Nous voici en face d’une sombre caverne, au fond de laquelle mugit une cascade. Une statue colossale se dresse à l’entrée de la grotte: on dirait un fabuleux triton, vomissant des flots d’écume par sa bouche large entr’ouverte. —

La Tête énigmatique de Saillon, Der Bund, 1869
La Tête énigmatique de Saillon, Der Bund, 1869

A côté de ces sublimes horreurs, la nature, toujours amie des contrastes, a placé des objets propres à produire en nous des impressions plus douces. Rien n’égale la fraîcheur et la pureté de l’air qu’on respire en ces lieux, ni la richesse de végétation qui s’y déploie. Une foule de plantes et de fleurs, dont quelques-unes très rares et très recherchées des botanistes, y croissent spontanément. La paroi des rochers est tapissée de verdure , et la teinte foncée des mélèzes sert d’encadrement au paysage.

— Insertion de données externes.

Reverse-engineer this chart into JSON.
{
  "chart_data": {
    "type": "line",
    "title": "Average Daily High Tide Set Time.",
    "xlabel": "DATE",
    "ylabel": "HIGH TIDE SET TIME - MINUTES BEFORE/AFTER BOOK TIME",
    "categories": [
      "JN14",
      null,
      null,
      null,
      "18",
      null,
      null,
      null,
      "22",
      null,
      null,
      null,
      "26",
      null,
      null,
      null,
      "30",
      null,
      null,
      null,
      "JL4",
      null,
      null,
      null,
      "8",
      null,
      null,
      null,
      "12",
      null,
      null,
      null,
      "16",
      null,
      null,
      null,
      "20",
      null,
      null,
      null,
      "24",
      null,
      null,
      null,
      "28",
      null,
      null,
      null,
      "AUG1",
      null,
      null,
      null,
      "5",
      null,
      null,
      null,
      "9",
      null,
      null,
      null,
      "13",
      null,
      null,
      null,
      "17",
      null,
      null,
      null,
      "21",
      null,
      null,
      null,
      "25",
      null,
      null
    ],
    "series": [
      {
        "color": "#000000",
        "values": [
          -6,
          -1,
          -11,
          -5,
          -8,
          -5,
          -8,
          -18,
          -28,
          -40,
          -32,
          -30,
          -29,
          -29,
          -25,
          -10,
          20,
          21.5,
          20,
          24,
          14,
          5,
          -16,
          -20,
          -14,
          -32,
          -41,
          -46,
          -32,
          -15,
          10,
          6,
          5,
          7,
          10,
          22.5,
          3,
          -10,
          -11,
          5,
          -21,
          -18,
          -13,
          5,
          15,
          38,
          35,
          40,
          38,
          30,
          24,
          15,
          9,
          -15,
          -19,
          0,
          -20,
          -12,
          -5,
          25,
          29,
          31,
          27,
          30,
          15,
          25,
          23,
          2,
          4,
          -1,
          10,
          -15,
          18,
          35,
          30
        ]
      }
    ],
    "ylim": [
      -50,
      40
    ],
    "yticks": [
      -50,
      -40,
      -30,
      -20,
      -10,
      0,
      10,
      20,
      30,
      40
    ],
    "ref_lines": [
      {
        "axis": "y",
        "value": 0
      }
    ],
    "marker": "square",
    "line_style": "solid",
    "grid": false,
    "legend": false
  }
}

Il est temps de visiter enfin la source de Saillon. Un escalier de 12 à 15 marches taillées dans le roc va nous conduire au bâtiment des bains , une simple baraque provisoire à cinq compartiments garnis de baignoires. C’est rustique et primitif, en attendant mieux.

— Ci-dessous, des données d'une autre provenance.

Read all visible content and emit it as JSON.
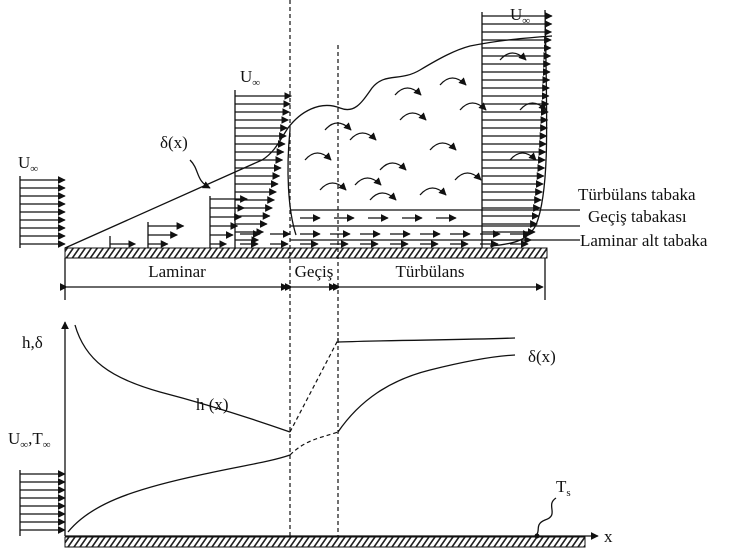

Détail de la gravure du Bund de Berne
Détail de la gravure du Bund de Berne

Bâtiment des Bains de Saillon / Photogravure tirée du Bund de Berne 1869

On peut s’y baigner en toute saison, sans qu’il soit nécessaire de chauffer l’eau comme à Saxon, ou de la laisser refroidir comme à Louèche. La température constante est d’environ 20 degrés, et l’on en vante l’efficacité contre diverses affections, telles que constipation, goîtres, gale, etc.
La source proprement dite forme un petit bassin, à la disposition du public.

Cette source jaillissant juste à la limite de Leytron et de Saillon, il en résultait des contestations fréquentes. Pour mettre fin à un procès qui, grâce aux lenteurs proverbiales de la Thémis valaisanne, aurait pu durer in sœcula sœculorum. le Tribunal a eu cette fois-ci une inspiration digne de Salomon. Il a décidé que la source, objet du litige, appartiendrait par moitié aux deux communes rivales.

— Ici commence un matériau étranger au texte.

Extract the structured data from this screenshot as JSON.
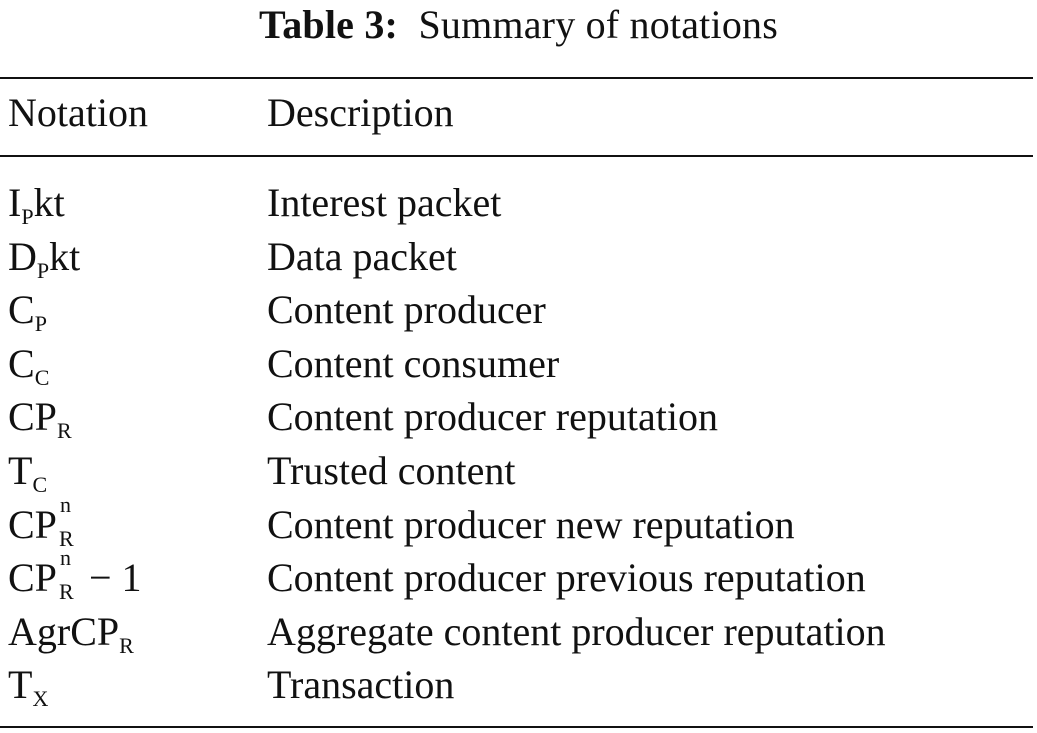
{
  "caption": {
    "label": "Table 3:",
    "title": "Summary of notations"
  },
  "table": {
    "headers": [
      "Notation",
      "Description"
    ],
    "rows": [
      {
        "notation": {
          "base": "I",
          "sub": "P",
          "tail": "kt"
        },
        "description": "Interest packet"
      },
      {
        "notation": {
          "base": "D",
          "sub": "P",
          "tail": "kt"
        },
        "description": "Data packet"
      },
      {
        "notation": {
          "base": "C",
          "sub": "P",
          "tail": ""
        },
        "description": "Content producer"
      },
      {
        "notation": {
          "base": "C",
          "sub": "C",
          "tail": ""
        },
        "description": "Content consumer"
      },
      {
        "notation": {
          "base": "CP",
          "sub": "R",
          "tail": ""
        },
        "description": "Content producer reputation"
      },
      {
        "notation": {
          "base": "T",
          "sub": "C",
          "tail": ""
        },
        "description": "Trusted content"
      },
      {
        "notation": {
          "base": "CP",
          "sup": "n",
          "sub": "R",
          "tail": ""
        },
        "description": "Content producer new reputation"
      },
      {
        "notation": {
          "base": "CP",
          "sup": "n",
          "sub": "R",
          "tail": "− 1"
        },
        "description": "Content producer previous reputation"
      },
      {
        "notation": {
          "base": "AgrCP",
          "sub": "R",
          "tail": ""
        },
        "description": "Aggregate content producer reputation"
      },
      {
        "notation": {
          "base": "T",
          "sub": "X",
          "tail": ""
        },
        "description": "Transaction"
      }
    ]
  }
}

Il est temps de retourner dans nos pénates. Et si le bain et la promenade ont aiguisé votre appétit, si le besoin d’une halte se fait sentir, arrêtez-vous sans crainte au restaurant Staub. Sur une table où la propreté fait le principale luxe vous verrez se succéder de délicieuses truites, d’appétissantes côtelettes et du beefteak à faire envie à un anglais, le tout arrosé des excellents vins du Valais.

La Truite de Gustave Courbet ( Kunsthaus / Zurich)

Mme Staub est un cordon-bleu de première classe, et sa cuisine ferait honneur à plus d’un maître d’hôtel.
ll peut se faire que les bains de Saillon acquièrent un jour de l’importance et qu’on y construise un grand Hôtel. La position serait en effet admirablement choisie pour cela. On y jouirait d’un printemps perpétuel. Tout ce que nous pouvons souhaiter au futur (encore problématique) établissement c’est de conserver toujours sa simplicité naturelle et de ne dégénérer jamais en un foyer de corruption.